There are now new drugs in development, some have even reached Phase II clinical trials, that target new HBV reproductive terrain. They employ a variety of strategies ranging from immune system enhancers to molecular weapons designed to halt cccDNA integration into liver cells.
“If you can suppress cccDNA, the game would be over,” Block said, “but cccDNA is small, tough target. It’s so small compared to other material, that it’s almost impossible to distinguish from other molecules.” However, biologicals that are able to “inhibit” or block cccDNA from entering a liver cell could stop the virus from hijacking and reproducing in liver cells. Here are some types of drug strategies currently in development that could lead to a cure:
Restructured versions oftenofovir: There are two new tenofovir “prodrug” compounds, called TAF and CMX 157, that are more effective at reaching liver cells and impeding HBV replication. TAF is now in Phase III clinical trials and is expected to reach the U.S. Food and Drug Administration (FDA) this month (November 2016).
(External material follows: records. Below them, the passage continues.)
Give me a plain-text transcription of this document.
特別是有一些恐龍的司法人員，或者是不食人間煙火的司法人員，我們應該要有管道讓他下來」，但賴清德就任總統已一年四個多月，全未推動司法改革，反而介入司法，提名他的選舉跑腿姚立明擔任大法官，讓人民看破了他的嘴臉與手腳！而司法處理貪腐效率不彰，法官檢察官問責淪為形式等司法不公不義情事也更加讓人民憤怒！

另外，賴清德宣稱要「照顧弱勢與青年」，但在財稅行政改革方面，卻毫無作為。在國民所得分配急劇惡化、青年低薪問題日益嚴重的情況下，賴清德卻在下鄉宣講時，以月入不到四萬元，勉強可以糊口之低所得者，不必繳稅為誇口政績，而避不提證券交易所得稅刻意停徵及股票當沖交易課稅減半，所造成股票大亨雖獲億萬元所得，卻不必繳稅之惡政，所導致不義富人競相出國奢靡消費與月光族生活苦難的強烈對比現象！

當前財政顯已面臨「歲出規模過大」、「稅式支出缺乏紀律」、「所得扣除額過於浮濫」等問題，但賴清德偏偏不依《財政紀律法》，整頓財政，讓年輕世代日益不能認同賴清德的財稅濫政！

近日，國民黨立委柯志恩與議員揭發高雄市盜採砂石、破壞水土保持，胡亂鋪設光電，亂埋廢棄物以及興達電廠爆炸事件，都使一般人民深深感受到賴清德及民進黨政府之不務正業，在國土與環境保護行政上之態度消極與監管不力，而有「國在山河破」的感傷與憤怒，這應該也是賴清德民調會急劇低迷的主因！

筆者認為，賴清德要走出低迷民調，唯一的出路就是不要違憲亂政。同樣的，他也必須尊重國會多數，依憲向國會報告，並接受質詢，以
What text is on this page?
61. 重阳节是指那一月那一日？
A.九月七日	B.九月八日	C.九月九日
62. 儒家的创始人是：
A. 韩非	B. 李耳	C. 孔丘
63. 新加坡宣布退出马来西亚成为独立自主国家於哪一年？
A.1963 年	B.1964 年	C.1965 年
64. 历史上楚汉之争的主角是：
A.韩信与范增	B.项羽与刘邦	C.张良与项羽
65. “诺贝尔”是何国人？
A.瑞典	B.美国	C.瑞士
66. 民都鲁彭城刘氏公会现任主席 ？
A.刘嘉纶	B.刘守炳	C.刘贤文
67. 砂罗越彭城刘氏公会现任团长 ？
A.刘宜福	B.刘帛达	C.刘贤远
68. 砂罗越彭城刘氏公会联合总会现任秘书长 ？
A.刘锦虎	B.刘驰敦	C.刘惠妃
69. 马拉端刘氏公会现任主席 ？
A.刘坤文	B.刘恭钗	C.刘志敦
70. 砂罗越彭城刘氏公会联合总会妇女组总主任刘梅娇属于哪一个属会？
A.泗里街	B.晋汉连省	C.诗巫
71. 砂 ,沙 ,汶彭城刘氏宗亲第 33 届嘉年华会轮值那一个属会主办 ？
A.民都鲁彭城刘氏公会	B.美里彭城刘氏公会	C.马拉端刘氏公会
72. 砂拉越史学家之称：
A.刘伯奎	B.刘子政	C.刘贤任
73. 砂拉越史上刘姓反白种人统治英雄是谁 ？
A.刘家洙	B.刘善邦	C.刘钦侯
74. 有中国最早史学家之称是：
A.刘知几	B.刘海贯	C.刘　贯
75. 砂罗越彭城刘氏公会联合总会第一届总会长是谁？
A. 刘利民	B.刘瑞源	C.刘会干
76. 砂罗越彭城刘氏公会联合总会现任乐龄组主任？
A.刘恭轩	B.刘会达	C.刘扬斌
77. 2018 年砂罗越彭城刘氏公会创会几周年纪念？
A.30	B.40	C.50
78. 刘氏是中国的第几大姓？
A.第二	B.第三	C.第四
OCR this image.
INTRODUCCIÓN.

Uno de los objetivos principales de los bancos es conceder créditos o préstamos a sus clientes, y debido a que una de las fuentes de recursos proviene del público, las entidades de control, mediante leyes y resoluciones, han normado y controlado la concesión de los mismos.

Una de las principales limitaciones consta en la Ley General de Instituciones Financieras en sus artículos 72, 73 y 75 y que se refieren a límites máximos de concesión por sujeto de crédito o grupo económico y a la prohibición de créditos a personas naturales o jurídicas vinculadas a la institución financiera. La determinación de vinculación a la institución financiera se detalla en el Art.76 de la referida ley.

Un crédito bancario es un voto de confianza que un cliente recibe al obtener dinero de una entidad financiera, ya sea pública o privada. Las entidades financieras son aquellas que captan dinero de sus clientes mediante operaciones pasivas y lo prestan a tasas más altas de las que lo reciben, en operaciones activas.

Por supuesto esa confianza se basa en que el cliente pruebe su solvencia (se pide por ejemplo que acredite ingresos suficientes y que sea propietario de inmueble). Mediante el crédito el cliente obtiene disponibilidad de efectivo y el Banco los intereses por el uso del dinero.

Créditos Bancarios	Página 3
Molecular agents that target and disable HBV replication:
A new agent, called the CRISPR/Cas9 system, may be able to operate on a molecular level to search out and destroy HBV cccDNA molecules.
One of the more advanced molecular strategies, already in Phase II trials, is a “silencing” RNA process. This approach uses RNAi gene silencers to target and destroy HBV RNA to prevent viral reproduction. “CccDNA remains,” Block explained, “but all of its gene products it needs are choked.”
Entry inhibitors: Some of these drugs resemble HBsAg, but they work as decoys to prevent the virus from entering or binding to the liver cell. One is in Phase II clinical trial.
Capsid inhibitors: This approach interferes with the viral DNA’s ability to connect or glue together during the replication process. Several of these drugs are in Phase II clinical trials.
HBsAg inhibition and eradication: “There are 1 million more HBsAg as the actual virus,” Block observed. “Why are there so many? What is it doing in the blood? Why is it able to exhaust our B-cells?” Because HBsAg appears to hold a key in stopping infection, researchers are working to develop a way to eradicate HBsAg. Two of these HBsAg eradicator products are in Phase II trials.
Adaptive and innate host defense: This approach involves a two-step strategy, first reducing viral load to undetectable levels by helping liver cells become “in-hospitable” hosts to HBV’s reproductive efforts, and then introducing a vaccine or some other immune enhancer that can break the B-cell exhaustion cycle while firing up immune cells to aggressively fight and eradicate the infection. There are several of these drugs in Phase I and II clinical trials.
Block told his webinar audience that ideally one of these drugs would emerge as a single, simple cure. “But every infectious disease today, such as hepatitis C and HIV, is almost always treated with a combination of drugs. We might see two direct-acting antivirals and maybe a third drug that work as an immune system activator.”
When asked which patients would get first access to a new cure, Block predicted that people with high viral loads and liver damage would be treated first based on medical need. “As drugs get safer, I hope we will treat people in the immune tolerant phase (with high viral load but no signs of liver damage yet), before they begin to have signs of liver damage.”